From what I've read, cyano is light dependent and much like diatoms goes away overnight hours with lights off. Mine has none of the physical characteristics of dinos and the reddish brown color is more indicative of cyano. Similar to the OP problem pics.
Correct - all the signs of cyano and cyano can be brown, black and green depending on the strain.
 
Looks like cyano below right? This was my coolia dino outbreak. Bunch of small round dinos zooming around under the microscope. You can see the brown in the shade, amphidinium. A microscope will solve all this guessing, in the mean time focus on nitrates and phosphates.

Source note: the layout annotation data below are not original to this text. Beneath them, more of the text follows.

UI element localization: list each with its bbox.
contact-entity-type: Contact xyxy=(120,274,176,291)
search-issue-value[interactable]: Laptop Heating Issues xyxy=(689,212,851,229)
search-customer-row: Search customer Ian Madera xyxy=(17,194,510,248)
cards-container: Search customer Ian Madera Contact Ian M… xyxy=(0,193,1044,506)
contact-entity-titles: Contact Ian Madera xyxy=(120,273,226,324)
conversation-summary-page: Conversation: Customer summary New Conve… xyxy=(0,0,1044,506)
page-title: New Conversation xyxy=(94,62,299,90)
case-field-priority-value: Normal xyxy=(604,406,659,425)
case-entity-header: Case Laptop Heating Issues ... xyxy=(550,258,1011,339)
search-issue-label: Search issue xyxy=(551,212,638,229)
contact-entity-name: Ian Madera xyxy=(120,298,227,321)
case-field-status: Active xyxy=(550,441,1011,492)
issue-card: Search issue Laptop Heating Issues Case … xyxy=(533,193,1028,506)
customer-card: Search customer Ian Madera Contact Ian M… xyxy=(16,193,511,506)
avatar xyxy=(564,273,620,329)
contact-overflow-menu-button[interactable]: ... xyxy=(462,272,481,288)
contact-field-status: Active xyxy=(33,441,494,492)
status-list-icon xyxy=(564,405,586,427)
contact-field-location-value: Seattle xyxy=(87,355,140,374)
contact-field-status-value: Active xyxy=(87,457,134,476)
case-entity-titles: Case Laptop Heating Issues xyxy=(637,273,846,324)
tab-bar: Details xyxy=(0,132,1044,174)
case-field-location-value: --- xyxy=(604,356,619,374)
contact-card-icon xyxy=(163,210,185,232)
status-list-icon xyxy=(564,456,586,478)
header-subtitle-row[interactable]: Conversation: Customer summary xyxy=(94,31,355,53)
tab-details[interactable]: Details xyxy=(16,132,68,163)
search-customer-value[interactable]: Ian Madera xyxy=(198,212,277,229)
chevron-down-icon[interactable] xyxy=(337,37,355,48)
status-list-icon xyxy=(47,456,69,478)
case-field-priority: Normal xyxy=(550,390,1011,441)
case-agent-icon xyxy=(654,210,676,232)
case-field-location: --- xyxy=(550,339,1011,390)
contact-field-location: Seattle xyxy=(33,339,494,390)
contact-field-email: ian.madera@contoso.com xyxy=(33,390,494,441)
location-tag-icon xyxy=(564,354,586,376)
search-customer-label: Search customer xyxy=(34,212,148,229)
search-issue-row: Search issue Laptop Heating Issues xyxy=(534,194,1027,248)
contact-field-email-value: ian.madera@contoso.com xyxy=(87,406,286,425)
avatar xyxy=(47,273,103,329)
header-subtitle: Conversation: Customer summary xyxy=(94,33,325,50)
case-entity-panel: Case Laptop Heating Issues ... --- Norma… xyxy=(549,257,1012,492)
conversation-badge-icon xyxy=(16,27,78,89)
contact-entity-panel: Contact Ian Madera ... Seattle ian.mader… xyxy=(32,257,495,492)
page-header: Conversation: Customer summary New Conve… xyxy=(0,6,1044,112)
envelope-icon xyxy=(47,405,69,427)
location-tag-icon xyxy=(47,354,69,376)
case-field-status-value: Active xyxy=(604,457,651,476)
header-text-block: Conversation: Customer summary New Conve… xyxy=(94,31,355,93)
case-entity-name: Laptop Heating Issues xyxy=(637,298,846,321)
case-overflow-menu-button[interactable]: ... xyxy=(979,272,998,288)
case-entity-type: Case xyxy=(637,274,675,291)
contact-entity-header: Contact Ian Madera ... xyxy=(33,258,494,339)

4C4F83B2-C795-42F6-8D68-EB689BE0961D.jpeg
 
Looks like cyano below right? This was my coolia dino outbreak. Bunch of small round dinos zooming around under the microscope. You can see the brown in the shade, amphidinium. A microscope will solve all this guessing, in the mean time focus on nitrates and phosphates.
4C4F83B2-C795-42F6-8D68-EB689BE0961D.jpeg
That is the only sure way
 
Looks like cyano below right? This was my coolia dino outbreak. Bunch of small round dinos zooming around under the microscope. You can see the brown in the shade, amphidinium. A microscope will solve all this guessing, in the mean time focus on nitrates and phosphates.
4C4F83B2-C795-42F6-8D68-EB689BE0961D.jpeg
posted pics. but little things looking like lady bugs swimming around in the microscope
 
Agree they don't quite have the same "beak" that large cell amphidinium seem to have. If you see quite a few of them motionless while others are moving, I think that is a sign they are prorocentrum.
Most were motionless only a handful were moving and they weren’t moving around themselves like I’ve seen in video
 
UPDATE: I still have Dinos but they are a fraction of what they were a few weeks ago. I dont know specifically what part is working because I'm just throwing the kitchen sink at it.
1.) heavy dosing of neophos until I got detectable levels and got it up to .10 nitrates running ~10
2.) Siphoning sand bed daily into filter socks and changing filter socks daily
3.) running ROX carbon in both filter cups
4.) alternate dosing of MB7 and MB Clean
5.) Installed a 25 watt UV. return pump to UV, UV to return line
6.) dosing a DIY version of coral snow after cleaning sand and blowing off rocks
7.) zero water changes

The thick matts have thinned out a lot and there's quite a bit less dinos overall. I really notice that the rocks are far less covered than they were before. I've lost quite a bit of corals - pretty much all SPS and a few hammers, frogspawn, and a couple head of Indo torches. Thankfully the 6 head dragon soul and the expensive 24k survived. One head on a NY nicks did die though.

Dinos are a *****. They're getting to a manageable level though and acans, mushrooms, euphelia, etc seem to be doing much better. I've got maybe 30 or so different types of zoas and they seem to love the increased nutrients. Maybe it's just coincidental - I dont know. But I'm not going to let a F'b bacteria win.
 
Good news. Keep the treatment going for a few weeks after you think all the dinos are gone then resume your normal routine while watching your nutrients and continue adding biodiversity like bacteria, pods, etc.